In music, drones are universal: to me they represent the earth. I've always found the drones produced by cicadas and other insects entrancing, as though pregnant with secret meaning that lies just beyond human understanding. The third movement, a sombre, interior nocturne, elaborates a melodic line that floats above and sometimes interfuses with a composite drone. It concludes with a restatement of the song-like introduction to the quartet.
The fourth movement, Lotus Dance, rekindles my obsession with the universal symbol of an Earth Mother, nurturer and protector of the environment. As in my saxophone concerto, Full Moon Dances (2011), the Virgin Mary and the graceful South East Asian goddess of compassion, Guan-Yin, join in calm contemplation of the world's suffering and the crisis of the environment. This gentle dance, which blooms out of a fragment of mediaeval European plainsong, gradually acquires wider cultural associations. It persists, just audibly, into a central episode of ardent supplication before resuming its tranquil course.
The fifth and final movement ritualizes the shrill voices of summer into vigorous patterns.
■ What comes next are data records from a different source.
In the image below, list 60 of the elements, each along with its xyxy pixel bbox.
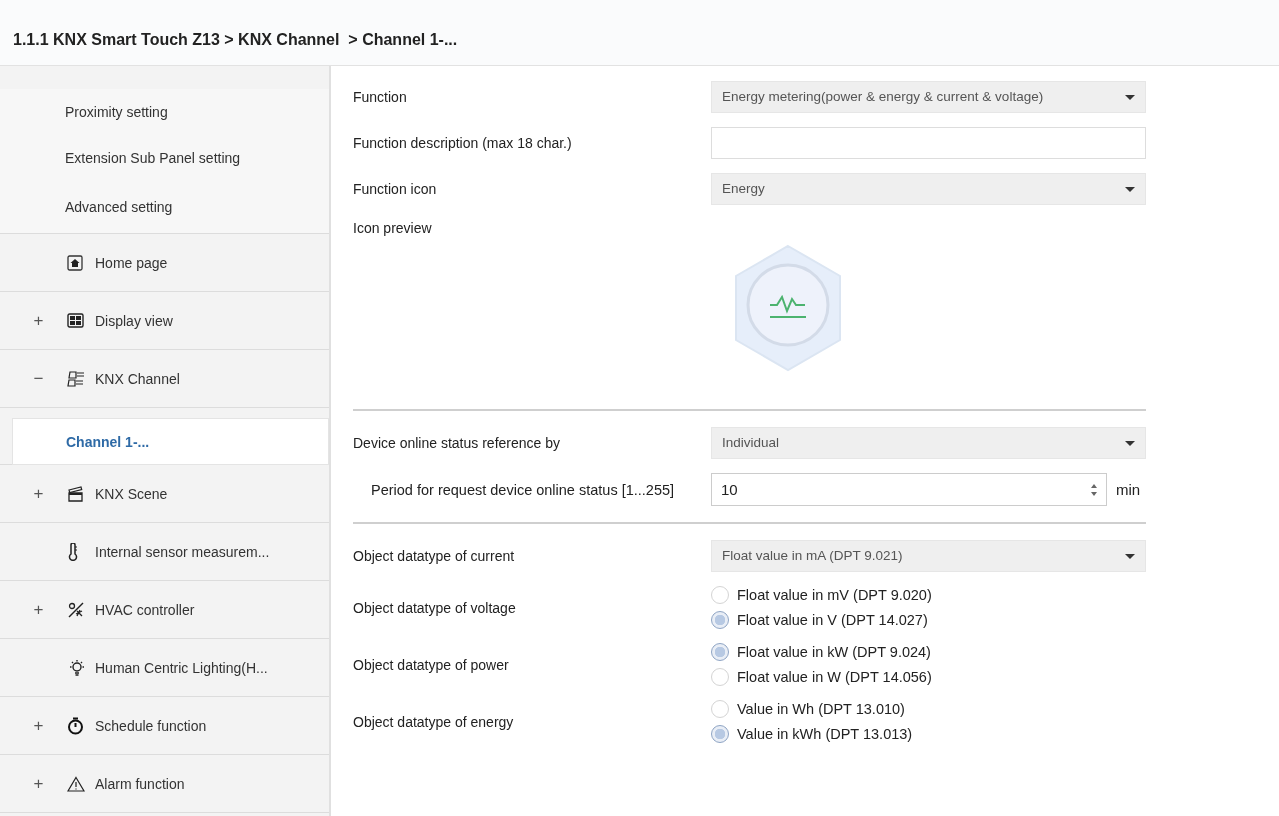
parameter-label: Icon preview [353, 219, 433, 237]
sidebar-item[interactable]: Alarm function [95, 775, 185, 792]
parameter-label: Period for request device online status [1...255] [370, 480, 676, 499]
expand-toggle[interactable]: + [33, 715, 44, 735]
radio-label[interactable]: Float value in W (DPT 14.056) [737, 669, 932, 685]
sidebar-item[interactable]: Extension Sub Panel setting [0, 135, 329, 181]
radio-button[interactable] [711, 725, 729, 743]
thermometer-icon [67, 542, 79, 561]
bulb-icon [67, 658, 87, 677]
input-field[interactable] [711, 127, 1146, 159]
dropdown[interactable]: Energy [711, 173, 1146, 205]
sidebar-item[interactable]: Display view [95, 312, 173, 329]
radio-label[interactable]: Value in Wh (DPT 13.010) [737, 701, 905, 717]
expand-toggle[interactable]: + [33, 773, 44, 793]
grid-icon [67, 313, 84, 328]
expand-toggle[interactable]: + [33, 483, 44, 503]
radio-label[interactable]: Float value in mV (DPT 9.020) [737, 587, 932, 603]
unit-label: min [1116, 481, 1141, 498]
sidebar-item[interactable]: KNX Channel [95, 370, 180, 387]
parameter-label: Object datatype of energy [353, 712, 515, 731]
expand-toggle[interactable]: + [33, 310, 44, 330]
breadcrumb-title: 1.1.1 KNX Smart Touch Z13 > KNX Channel > Channel 1-... [12, 30, 459, 49]
radio-label[interactable]: Value in kWh (DPT 13.013) [737, 726, 913, 742]
warning-icon [67, 775, 85, 792]
radio-button[interactable] [711, 611, 729, 629]
parameter-label: Device online status reference by [353, 434, 561, 452]
parameter-label: Object datatype of voltage [353, 598, 517, 617]
radio-label[interactable]: Float value in V (DPT 14.027) [737, 612, 928, 628]
radio-button[interactable] [711, 643, 729, 661]
dropdown[interactable]: Individual [711, 427, 1146, 459]
sidebar-item[interactable]: Home page [95, 254, 168, 271]
expand-toggle[interactable]: + [33, 599, 44, 619]
radio-label[interactable]: Float value in kW (DPT 9.024) [737, 644, 931, 660]
pulse-hexagon-icon [733, 243, 843, 373]
number-field[interactable]: 10 [711, 473, 1107, 506]
panels-icon [67, 370, 85, 387]
parameter-label: Function icon [353, 180, 438, 198]
spinner-icon[interactable] [1090, 482, 1098, 497]
timer-icon [67, 716, 84, 735]
clapperboard-icon [67, 485, 84, 502]
parameter-label: Function [353, 88, 408, 106]
dropdown[interactable]: Float value in mA (DPT 9.021) [711, 540, 1146, 572]
sidebar-item[interactable]: Proximity setting [0, 89, 329, 135]
hvac-icon [67, 600, 85, 619]
parameter-label: Function description (max 18 char.) [353, 134, 573, 152]
parameter-label: Object datatype of power [353, 655, 510, 674]
radio-button[interactable] [711, 586, 729, 604]
radio-button[interactable] [711, 700, 729, 718]
sidebar-item[interactable]: Channel 1-... [12, 418, 329, 465]
home-icon [67, 254, 83, 271]
sidebar-item[interactable]: Advanced setting [0, 181, 329, 234]
sidebar-item[interactable]: Human Centric Lighting(H... [95, 659, 268, 676]
sidebar-item[interactable]: Internal sensor measurem... [95, 543, 270, 560]
expand-toggle[interactable]: − [33, 368, 44, 388]
radio-button[interactable] [711, 668, 729, 686]
dropdown[interactable]: Energy metering(power & energy & current & voltage) [711, 81, 1146, 113]
sidebar-item[interactable]: HVAC controller [95, 601, 195, 618]
parameter-label: Object datatype of current [353, 547, 516, 565]
sidebar-item[interactable]: KNX Scene [95, 485, 168, 502]
sidebar-item[interactable]: Schedule function [95, 717, 207, 734]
The impression is of a fragment detached from an ecstatic dance - an age-old ceremony performed in many cultures to promote and celebrate mystical union with the earth.
Instrumentation: 2 violins, viola, cello.
Duration: 18 min.
Contents note: 1. Introduction: Forest I -- 2. Fire Trail -- 3. Nocturne: Forest II -- 4. Lotus Dance -- 5. Ecstatic Dance.
Dedication note: Dedicated to Ken Tribe
Performances of this work
11 Apr 2015: at Concert 4 (Verbrugghen Hall).